China and U.S. Booking Trends Shift Ahead of November Tariff Deadline Extension
- zarra6
- Aug 14
- 2 min read
14 August 2025 VIZION
With the U.S.–China tariff hike postponed 90 days to November 10, 2025, importers have a brief window under the current regime: 10% “reciprocal” tariffs and 20% “fentanyl” tariffs on most Chinese goods, plus sectoral add-ons, while China keeps a 10% tariff on U.S. imports. Without this pause, duties would have jumped to 145% on U.S. imports from China and 125% on China’s retaliation, so short-term planning for the holiday build is back on the table and near-term pull-forward is likely. In this deep dive, we analyze how booking behavior is adjusting on both China to U.S. and U.S. to China lanes, with three-year trendlines, year-over-year and week-over-week changes, daily patterns since May, and product categories to watch, so operators can make sourcing, pricing, and inventory decisions with clearer signal before the November deadline.

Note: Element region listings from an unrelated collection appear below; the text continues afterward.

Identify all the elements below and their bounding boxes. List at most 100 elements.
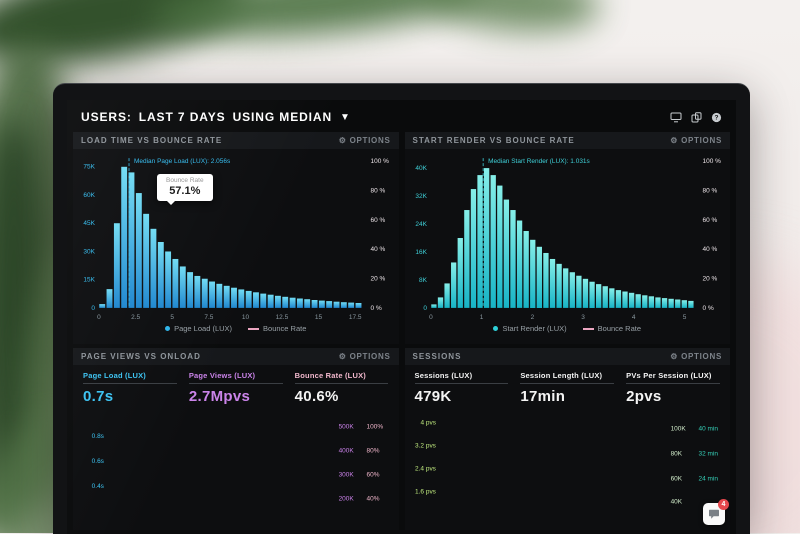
svg-text:7.5: 7.5: [204, 314, 213, 321]
svg-text:300K: 300K: [339, 471, 355, 478]
stat-label: Sessions (LUX): [414, 371, 509, 384]
svg-text:32K: 32K: [415, 193, 427, 200]
svg-text:200K: 200K: [339, 495, 355, 502]
tooltip-label: Bounce Rate: [166, 177, 204, 184]
display-icon[interactable]: [670, 112, 682, 123]
stat-label: Bounce Rate (LUX): [294, 371, 389, 384]
svg-text:40K: 40K: [670, 498, 682, 505]
stat-bounce-rate: Bounce Rate (LUX) 40.6%: [294, 371, 389, 405]
users-range-selector[interactable]: USERS: LAST 7 DAYS USING MEDIAN ▼: [81, 110, 351, 124]
load-time-chart[interactable]: Median Page Load (LUX): 2.056s 75K 60K 45K 3…: [73, 149, 399, 323]
metric-label: USING MEDIAN: [232, 110, 333, 124]
stat-sessions: Sessions (LUX) 479K: [414, 371, 509, 405]
stat-session-length: Session Length (LUX) 17min: [520, 371, 615, 405]
gear-icon: ⚙: [670, 352, 679, 361]
options-label: OPTIONS: [681, 136, 722, 145]
chat-widget-button[interactable]: 4: [703, 499, 729, 525]
stat-value: 479K: [414, 388, 452, 405]
gear-icon: ⚙: [670, 136, 679, 145]
svg-text:60 %: 60 %: [371, 217, 386, 224]
svg-text:17.5: 17.5: [349, 314, 362, 321]
onload-chart[interactable]: 0.8s 0.6s 0.4s 500K 100% 400K 80% 300K 60% 200K 40…: [73, 407, 399, 519]
stat-label: Session Length (LUX): [520, 371, 615, 384]
svg-text:0 %: 0 %: [371, 305, 382, 312]
svg-text:8K: 8K: [419, 277, 428, 284]
svg-text:0: 0: [91, 305, 95, 312]
laptop: USERS: LAST 7 DAYS USING MEDIAN ▼ ?: [53, 83, 750, 534]
svg-text:0: 0: [429, 314, 433, 321]
line-icon: [248, 327, 260, 330]
range-label: LAST 7 DAYS: [138, 110, 226, 124]
stat-value: 2pvs: [626, 388, 662, 405]
dashboard-grid: LOAD TIME VS BOUNCE RATE ⚙ OPTIONS Media…: [67, 132, 736, 530]
devices-icon[interactable]: [691, 111, 702, 123]
svg-text:24K: 24K: [415, 221, 427, 228]
svg-text:60K: 60K: [83, 192, 95, 199]
stat-label: Page Load (LUX): [83, 371, 177, 384]
svg-text:2: 2: [530, 314, 534, 321]
chevron-down-icon: ▼: [340, 111, 351, 123]
sessions-chart[interactable]: 4 pvs 3.2 pvs 2.4 pvs 1.6 pvs 100K 40 min 80K 3…: [405, 407, 731, 519]
svg-text:10: 10: [242, 314, 250, 321]
legend: Start Render (LUX) Bounce Rate: [405, 323, 731, 336]
svg-text:20 %: 20 %: [702, 276, 717, 283]
svg-text:1: 1: [479, 314, 483, 321]
svg-text:40%: 40%: [367, 495, 380, 502]
svg-text:45K: 45K: [83, 220, 95, 227]
panel-title: START RENDER VS BOUNCE RATE: [412, 136, 575, 145]
options-button[interactable]: ⚙ OPTIONS: [339, 352, 391, 361]
panel-title: PAGE VIEWS VS ONLOAD: [81, 352, 201, 361]
svg-text:?: ?: [715, 114, 719, 121]
options-button[interactable]: ⚙ OPTIONS: [670, 352, 722, 361]
svg-text:24 min: 24 min: [698, 475, 718, 482]
stat-pvs-per-session: PVs Per Session (LUX) 2pvs: [626, 371, 720, 405]
svg-text:32 min: 32 min: [698, 450, 718, 457]
dashboard-header: USERS: LAST 7 DAYS USING MEDIAN ▼ ?: [67, 100, 736, 132]
users-label: USERS:: [81, 110, 132, 124]
svg-text:5: 5: [682, 314, 686, 321]
svg-text:40 min: 40 min: [698, 425, 718, 432]
options-label: OPTIONS: [349, 136, 391, 145]
legend-item-bounce-rate: Bounce Rate: [248, 324, 306, 333]
options-label: OPTIONS: [349, 352, 391, 361]
svg-text:0 %: 0 %: [702, 305, 713, 312]
svg-text:60 %: 60 %: [702, 217, 717, 224]
start-render-chart[interactable]: Median Start Render (LUX): 1.031s 40K 32K 2…: [405, 149, 731, 323]
svg-text:Median Start Render (LUX): 1.0: Median Start Render (LUX): 1.031s: [488, 158, 590, 165]
svg-text:15: 15: [315, 314, 323, 321]
svg-text:75K: 75K: [83, 164, 95, 171]
svg-text:3: 3: [581, 314, 585, 321]
svg-text:1.6 pvs: 1.6 pvs: [415, 489, 437, 496]
chat-badge: 4: [718, 499, 729, 510]
svg-text:60%: 60%: [367, 471, 380, 478]
svg-text:4: 4: [631, 314, 635, 321]
panel-sessions: SESSIONS ⚙ OPTIONS Sessions (LUX) 479K S…: [404, 348, 731, 530]
legend: Page Load (LUX) Bounce Rate: [73, 323, 399, 336]
svg-text:5: 5: [170, 314, 174, 321]
svg-text:15K: 15K: [83, 277, 95, 284]
options-label: OPTIONS: [681, 352, 722, 361]
svg-text:80 %: 80 %: [702, 187, 717, 194]
dot-icon: [165, 326, 171, 331]
dot-icon: [493, 326, 499, 331]
stat-value: 17min: [520, 388, 566, 405]
svg-text:16K: 16K: [415, 249, 427, 256]
svg-text:0.8s: 0.8s: [92, 433, 105, 440]
panel-header: SESSIONS ⚙ OPTIONS: [404, 348, 730, 365]
gear-icon: ⚙: [338, 352, 347, 361]
svg-text:Median Page Load (LUX): 2.056s: Median Page Load (LUX): 2.056s: [134, 158, 231, 165]
svg-text:0.6s: 0.6s: [92, 458, 105, 465]
options-button[interactable]: ⚙ OPTIONS: [339, 136, 391, 145]
options-button[interactable]: ⚙ OPTIONS: [670, 136, 722, 145]
gear-icon: ⚙: [338, 136, 347, 145]
tooltip-value: 57.1%: [169, 185, 201, 197]
panel-start-render: START RENDER VS BOUNCE RATE ⚙ OPTIONS Me…: [404, 132, 731, 344]
svg-text:2.5: 2.5: [131, 314, 140, 321]
svg-text:4 pvs: 4 pvs: [420, 420, 436, 427]
panel-header: START RENDER VS BOUNCE RATE ⚙ OPTIONS: [404, 132, 730, 149]
stat-label: Page Views (LUX): [188, 371, 283, 384]
svg-text:80K: 80K: [670, 450, 682, 457]
svg-text:40 %: 40 %: [702, 246, 717, 253]
help-icon[interactable]: ?: [711, 112, 722, 123]
panel-load-time: LOAD TIME VS BOUNCE RATE ⚙ OPTIONS Media…: [73, 132, 399, 344]
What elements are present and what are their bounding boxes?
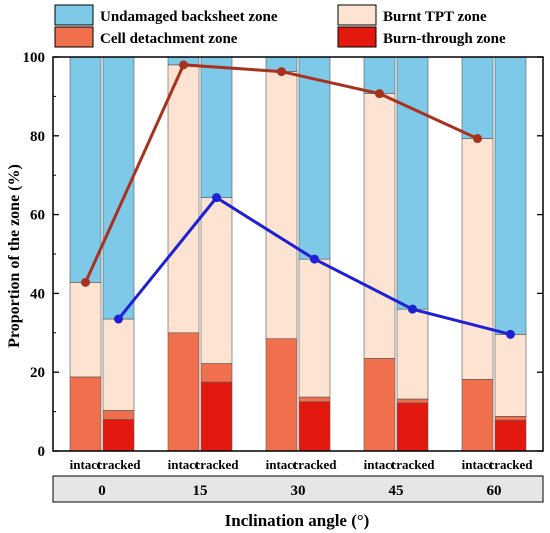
- x-axis-title: Inclination angle (°): [225, 511, 370, 530]
- bar-segment-burn-through-0-cracked: [102, 419, 135, 452]
- cell-label-cracked-30: cracked: [292, 457, 337, 472]
- line-point-intact-0: [81, 277, 90, 287]
- lines: [81, 60, 515, 339]
- line-point-cracked-15: [212, 193, 221, 203]
- cell-label-intact-0: intact: [70, 457, 102, 472]
- bar-segment-cell-detachment-30-cracked: [298, 396, 331, 403]
- bar-segment-burnt-tpt-0-intact: [69, 282, 102, 378]
- bar-segment-cell-detachment-60-cracked: [494, 416, 527, 421]
- bar-segment-cell-detachment-45-intact: [363, 358, 396, 452]
- bar-segment-undamaged-0-intact: [69, 56, 102, 283]
- x-tick-label-60: 60: [487, 483, 502, 499]
- bar-segment-burn-through-45-cracked: [396, 402, 429, 452]
- bar-segment-burn-through-15-cracked: [200, 381, 233, 452]
- line-point-intact-30: [277, 67, 286, 77]
- y-tick-label: 40: [30, 286, 45, 302]
- bar-segment-burnt-tpt-30-intact: [265, 71, 298, 340]
- bar-segment-cell-detachment-0-cracked: [102, 410, 135, 420]
- legend-swatch-burnt-tpt: [337, 4, 377, 26]
- y-tick-label: 100: [23, 50, 46, 66]
- bar-segment-undamaged-45-cracked: [396, 56, 429, 310]
- bar-segment-cell-detachment-15-cracked: [200, 363, 233, 383]
- line-point-cracked-30: [310, 254, 319, 264]
- bar-segment-burnt-tpt-15-cracked: [200, 197, 233, 364]
- legend-label-burn-through: Burn-through zone: [383, 31, 506, 47]
- bar-segment-burn-through-30-cracked: [298, 401, 331, 452]
- line-point-intact-15: [179, 60, 188, 70]
- cell-label-intact-45: intact: [364, 457, 396, 472]
- cell-label-intact-30: intact: [266, 457, 298, 472]
- bar-segment-burnt-tpt-60-cracked: [494, 334, 527, 417]
- bar-segment-cell-detachment-60-intact: [461, 378, 494, 452]
- cell-label-cracked-15: cracked: [194, 457, 239, 472]
- bar-segment-undamaged-60-intact: [461, 56, 494, 139]
- line-point-intact-45: [375, 89, 384, 99]
- line-point-intact-60: [473, 134, 482, 144]
- bar-segment-burn-through-60-cracked: [494, 419, 527, 452]
- x-tick-label-15: 15: [193, 483, 208, 499]
- y-tick-label: 80: [30, 129, 45, 145]
- bar-segment-cell-detachment-30-intact: [265, 338, 298, 452]
- x-tick-label-0: 0: [98, 483, 106, 499]
- y-axis-title: Proportion of the zone (%): [6, 164, 23, 348]
- legend: Undamaged backsheet zone Burnt TPT zone …: [54, 4, 506, 48]
- y-tick-label: 60: [30, 208, 45, 224]
- bar-segment-burnt-tpt-15-intact: [167, 64, 200, 334]
- line-point-cracked-60: [506, 329, 515, 339]
- bar-segment-cell-detachment-45-cracked: [396, 398, 429, 404]
- cell-label-cracked-45: cracked: [390, 457, 435, 472]
- bar-segment-cell-detachment-0-intact: [69, 376, 102, 452]
- bar-segment-burnt-tpt-0-cracked: [102, 318, 135, 411]
- y-tick-label: 0: [38, 444, 46, 460]
- cell-label-cracked-60: cracked: [488, 457, 533, 472]
- legend-swatch-burn-through: [337, 26, 377, 48]
- y-tick-label: 20: [30, 365, 45, 381]
- bar-segment-burnt-tpt-30-cracked: [298, 258, 331, 398]
- bar-segment-undamaged-30-cracked: [298, 56, 331, 260]
- legend-label-burnt-tpt: Burnt TPT zone: [383, 9, 487, 25]
- legend-label-undamaged: Undamaged backsheet zone: [100, 9, 278, 25]
- cell-label-intact-15: intact: [168, 457, 200, 472]
- bar-segment-burnt-tpt-60-intact: [461, 138, 494, 380]
- legend-label-cell-detachment: Cell detachment zone: [100, 31, 238, 47]
- legend-swatch-undamaged: [54, 4, 94, 26]
- bar-segment-burnt-tpt-45-cracked: [396, 308, 429, 400]
- bar-segment-undamaged-60-cracked: [494, 56, 527, 335]
- x-tick-label-30: 30: [291, 483, 306, 499]
- cell-label-cracked-0: cracked: [96, 457, 141, 472]
- bar-segment-cell-detachment-15-intact: [167, 332, 200, 452]
- bar-segment-undamaged-15-cracked: [200, 56, 233, 198]
- x-tick-label-45: 45: [389, 483, 404, 499]
- line-point-cracked-45: [408, 304, 417, 314]
- angle-band: [52, 475, 544, 503]
- cell-label-intact-60: intact: [462, 457, 494, 472]
- bar-segment-undamaged-45-intact: [363, 56, 396, 94]
- bar-segment-burnt-tpt-45-intact: [363, 93, 396, 359]
- bars: [69, 56, 527, 452]
- legend-swatch-cell-detachment: [54, 26, 94, 48]
- line-point-cracked-0: [114, 314, 123, 324]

China to U.S. bookings in 2025 rebound sharply after slow start

China-to-U.S. container bookings have followed a familiar seasonal arc over the past three years, but 2025 stands out for its slower start and sharper mid-year rebound. Weekly volumes in early Q1 2025 lagged both 2023 and 2024, bottoming in Week 5 before climbing steadily. A significant surge began in late May, peaking in Weeks 20 and 21 at more than 220,000 TEUs, as shippers front-loaded orders ahead of potential tariff hikes. Since then, bookings have eased but remain elevated compared with early-year levels.